I don't buy conspiracy theories in this game. Beijing knows Pyongyang's dependency on China but will never trust North Korea. China, however, will aid Kim as long as this helps driving a wedge between the U.S. and its allies in East Asia.
8. How will Moscow react to the diplomatic failure?
Moscow seems to be busy in the European and Middle Eastern theaters trying to beat the economic sanctions imposed after the annexation of Crimea. Russia, however, will never hesitate to intervene whenever things develop in the Korean Peninsula that are not to President Vladimir Putin's disadvantage.
9. What would happen next? Will diplomacy continue?
Nothing particularly new will follow the Hanoi summit. Successful diplomacy between the two countries is very unlikely in the foreseeable future, as well. Did anything change fundamentally since January 2018? As I hinted earlier, we are entering the new chapter of the nuclearization of North Korea, which started as far back as in the early 1990s.
All in all, we are doomed. I don't intend to sound too pessimistic but from a more cold-eyed, historical, strategic and objective perspective, a deal or no deal in Hanoi does not change my analysis that North Korea won't give up its nuclear weapons, the U.S. forces in Korea will eventually withdraw and China will dominate the peninsula.

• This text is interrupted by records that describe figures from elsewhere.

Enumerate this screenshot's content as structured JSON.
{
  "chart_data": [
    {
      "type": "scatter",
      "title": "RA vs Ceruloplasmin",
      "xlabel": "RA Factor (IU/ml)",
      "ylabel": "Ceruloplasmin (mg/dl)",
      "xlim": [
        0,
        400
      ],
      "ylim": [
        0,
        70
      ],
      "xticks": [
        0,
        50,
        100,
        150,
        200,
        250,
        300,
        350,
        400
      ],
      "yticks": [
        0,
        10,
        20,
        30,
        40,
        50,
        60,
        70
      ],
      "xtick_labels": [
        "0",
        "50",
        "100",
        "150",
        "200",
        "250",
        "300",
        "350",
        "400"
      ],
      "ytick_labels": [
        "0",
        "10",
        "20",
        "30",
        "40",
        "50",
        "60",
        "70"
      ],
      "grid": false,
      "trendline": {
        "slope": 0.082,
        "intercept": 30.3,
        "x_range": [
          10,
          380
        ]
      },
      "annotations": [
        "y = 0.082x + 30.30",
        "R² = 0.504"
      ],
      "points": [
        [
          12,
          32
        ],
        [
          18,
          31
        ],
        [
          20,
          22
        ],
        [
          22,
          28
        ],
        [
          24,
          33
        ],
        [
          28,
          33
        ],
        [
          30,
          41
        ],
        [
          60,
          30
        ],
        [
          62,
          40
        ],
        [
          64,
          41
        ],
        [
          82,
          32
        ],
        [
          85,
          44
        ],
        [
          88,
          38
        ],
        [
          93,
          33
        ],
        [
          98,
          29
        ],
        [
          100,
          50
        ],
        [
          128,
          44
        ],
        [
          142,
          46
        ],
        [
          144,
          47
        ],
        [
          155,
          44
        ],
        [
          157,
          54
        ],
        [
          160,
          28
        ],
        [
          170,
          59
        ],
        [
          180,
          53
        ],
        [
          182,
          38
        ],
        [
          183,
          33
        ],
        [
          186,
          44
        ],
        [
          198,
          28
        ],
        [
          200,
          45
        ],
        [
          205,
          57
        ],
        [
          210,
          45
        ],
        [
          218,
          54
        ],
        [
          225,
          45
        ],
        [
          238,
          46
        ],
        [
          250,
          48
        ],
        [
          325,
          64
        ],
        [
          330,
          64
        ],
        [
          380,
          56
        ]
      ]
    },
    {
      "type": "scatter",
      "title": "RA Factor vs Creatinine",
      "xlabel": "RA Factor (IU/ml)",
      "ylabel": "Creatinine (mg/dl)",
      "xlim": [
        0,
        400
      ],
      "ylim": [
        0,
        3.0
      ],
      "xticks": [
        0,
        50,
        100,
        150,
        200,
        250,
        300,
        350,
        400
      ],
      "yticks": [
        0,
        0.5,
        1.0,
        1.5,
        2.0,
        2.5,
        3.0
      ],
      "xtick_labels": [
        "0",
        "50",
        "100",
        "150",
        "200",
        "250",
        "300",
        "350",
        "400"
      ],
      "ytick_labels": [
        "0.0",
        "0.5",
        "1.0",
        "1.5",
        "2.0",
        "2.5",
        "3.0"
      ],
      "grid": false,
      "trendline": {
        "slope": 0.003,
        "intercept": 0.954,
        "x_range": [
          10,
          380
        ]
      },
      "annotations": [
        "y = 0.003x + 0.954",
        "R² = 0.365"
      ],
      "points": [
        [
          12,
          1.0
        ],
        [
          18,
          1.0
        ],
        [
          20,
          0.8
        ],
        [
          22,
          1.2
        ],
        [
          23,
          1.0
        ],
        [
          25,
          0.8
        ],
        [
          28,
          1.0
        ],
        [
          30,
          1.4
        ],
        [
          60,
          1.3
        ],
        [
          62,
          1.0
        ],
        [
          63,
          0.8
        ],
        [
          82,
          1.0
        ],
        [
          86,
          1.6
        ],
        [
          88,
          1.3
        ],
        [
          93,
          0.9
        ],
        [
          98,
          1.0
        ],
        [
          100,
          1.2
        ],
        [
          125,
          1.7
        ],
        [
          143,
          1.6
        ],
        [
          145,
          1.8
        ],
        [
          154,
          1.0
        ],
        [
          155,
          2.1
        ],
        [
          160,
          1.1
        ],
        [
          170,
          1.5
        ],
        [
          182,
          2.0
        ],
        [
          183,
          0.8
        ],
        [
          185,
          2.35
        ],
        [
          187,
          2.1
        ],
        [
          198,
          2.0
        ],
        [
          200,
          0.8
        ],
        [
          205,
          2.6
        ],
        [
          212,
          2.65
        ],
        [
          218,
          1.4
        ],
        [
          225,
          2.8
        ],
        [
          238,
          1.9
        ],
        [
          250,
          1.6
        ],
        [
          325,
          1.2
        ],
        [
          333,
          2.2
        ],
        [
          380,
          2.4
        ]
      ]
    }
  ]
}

This means it will be a matter of years, if not days, for North Korean to start deploying intermediate-range nuclear ballistic missiles targeting Tokyo and Beijing. This will, like in Europe in the 1980s, resume the debate on the credibility of the U.S. extended nuclear deterrence in East Asia.
As in the 1930s, we are entering once more an era of uncertainties where decisions by "intuition, coincidence and misjudgment" prevail again. Trump, Moon, Kim or Xi have already started making such irreversibly wrong decisions and they will most likely continue to do so. This is the East Asia in which Japan exists.